Horses 3

When the first Canadian artillery units embarked for overseas in September 1914, there were 7,679 Canadian horses in ships of the convoy, eighty-one of which died before they were disembarked.They stood the whole way — twelve days across the ocean, and up to ten more days in harbour at Plymouth, waiting to be unloaded. The wait was particularly hard on the animals, with little wind to ventilate their stalls below deck. (1)

Galtrey landing

Lionel Edwards, Newly landed horses. Galtrey, 21.

Galtrey (2) describes a disembarkation he called representative. Since his book was published before the war was over, it is understandable that it is rather rosy in tone.  The horses, he writes,

seem to know that something unusual is going to happen. There is no motion on the ship ; the engines have ceased to throb, and the movements of the animals in their narrow stalls or pens seem more insistent. They know as well as we know that they are going to emerge from their imprisonment into the sweet, fresh air and the blinding light of day. The horses know. The mules are distrustful, because it is their one thought and principle in life to be suspicious and apprehensive. They fear more trouble.

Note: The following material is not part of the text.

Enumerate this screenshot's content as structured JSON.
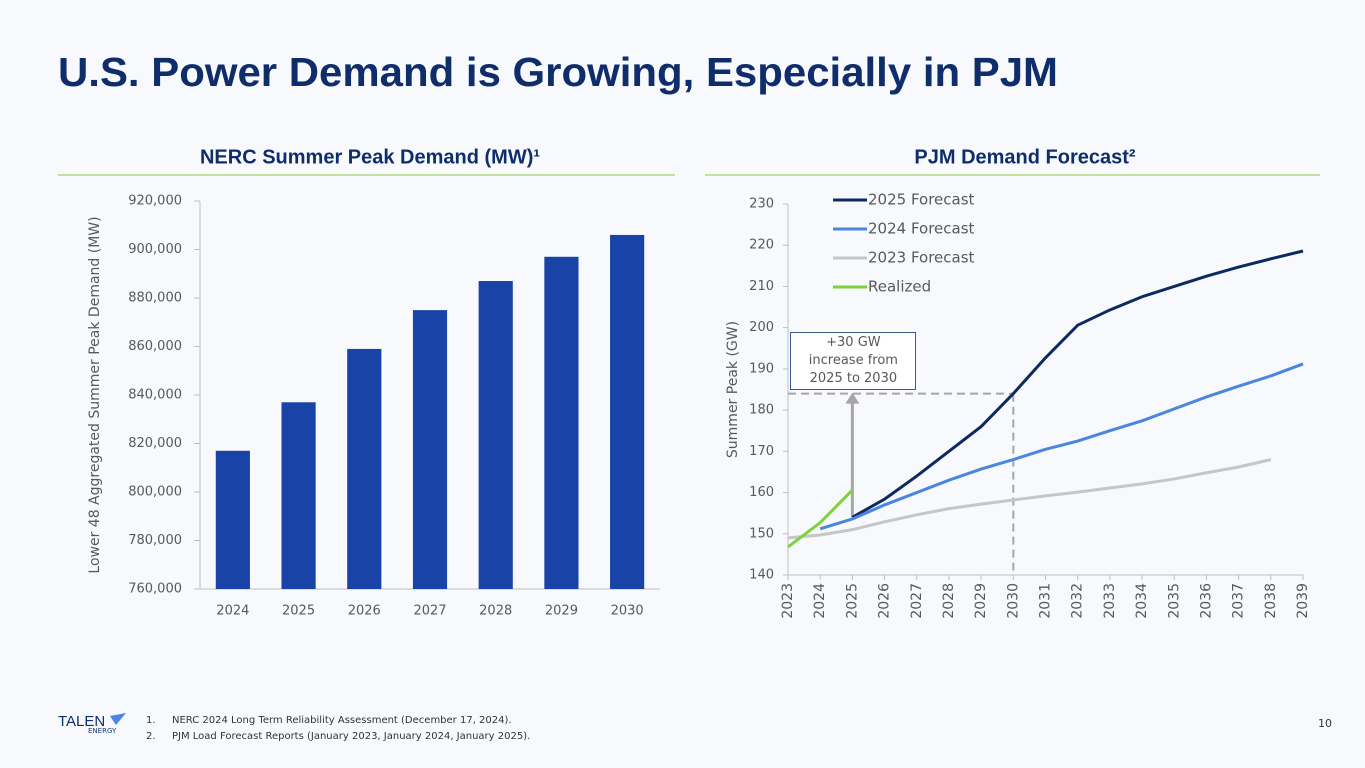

So, out of the unsalubrious, gas-laden air and the forbidding gloom of the decks below stairs the first of the horses come quietly and with marked docility down the sloping “brows,” or gangways, on to a foreign soil. They blink in the sunshine, shake their heads and neglected manes, and quietly submit to the first requirements of their new military existence. Some are sullen and soberly matter-of-fact, seemingly devoid of all excitement and emotions of any kind ; some are nervous and distraught, wild-eyed, and betraying fear as if they cannot understand the violent upheavals that have occurred in their usually uneventful existences. But the calm and placid new-comer is in an overwhelming majority. (24)

The Canadian horses were so debilitated by their crossing that they were excused work for several days, even after arrival by train on Salisbury Plain.

And then it began to rain.

(1) Nicholson, G.W.L. The Gunners of Canada. The History of the Royal Regiment of Canadian Artillery. Vol 1: 1534-1919. Toronto: McClelland and Stewart, 1967. 201.
(2) Galtrey, Captain Sidney. The Horse and the War. London: Country Life, 1918.